= Social Security Death Index =

Database from the US Social Security Administration

The Social Security Death Index (SSDI) was a database of death records created from the United States Social Security Administration's Death Master File until 2014. Since 2014, public access to the updated Death Master File has been via the Limited Access Death Master File certification program instituted under Title 15 Part 1110. Most persons who have died since 1936 who had a Social Security Number (SSN) and whose death has been reported to the Social Security Administration are listed in the SSDI. For most years since 1973, the SSDI includes 93 percent to 96 percent of deaths of individuals aged 65 or older. It was frequently updated; the version of June 22, 2011 contained 89,835,920 records.

Unlike the Death Master File, the SSDI is available to the public at many online genealogy websites. The SSDI is a popular tool for genealogists and biographers because it contains valuable genealogical data.

==Data contained==
Data in the Social Security Death Index include:
- Given name and surname; and since the 1990s, middle initial
- Date of birth
- Month and year of death; or full date of death for accounts active in 2000 or later
- Social Security number
- State or territory where the Social Security number was issued
- Last place of residence while the person was alive (ZIP code).

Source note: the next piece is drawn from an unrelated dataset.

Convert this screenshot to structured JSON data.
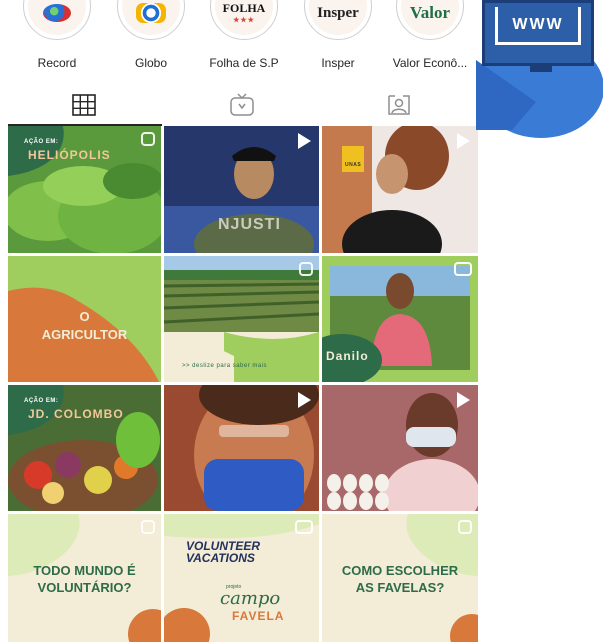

Once a deceased person is found in the database, the person's application for Social Security card (Form SS-5) can be ordered from the Social Security Administration. The SS-5 may contain additional genealogical data, such as birthplace, father's name, and mother's full maiden name or that information may be blacked out.

==Criticisms==
A government audit revealed that the Social Security Administration had incorrectly listed 23,000 people as dead in a two-year period. These people sometimes faced difficulties in convincing government agencies that they were actually alive; a 2008 story in the Nashville area focused on a woman who was incorrectly flagged as dead in the Social Security computers in 2000 and had difficulties, such as having health insurance canceled and electronically filed tax returns rejected. This story also noted that such people could be highly vulnerable to identity theft because of the release of their Social Security numbers.

In November 2011, due to privacy and identity theft concerns, the Social Security Administration redacted and no longer included death data derived from State sources. This resulted in an approximately 33% drop in reported deaths.

On December 18, 2011, Ancestry.com, changed access to the SSDI by moving the SSDI search behind a paywall, and stopped displaying the Social Security information of people who had died within the past 10 years. Some of their originally free information is now available via paid subscription only. However, other sites still provide free access.

In March 2012, the entire Death Master File, edition of November 30, 2011, was made available for download. An updated version was made available May 31, 2013. Updates have also been available by a subscription service.

A review by the Government Accountability Office in 2013 found that the Social Security Administration and other federal benefit-paying agencies that use data from the Death Master File are potentially vulnerable to making improper payments due to errors or processes that could lead to errors.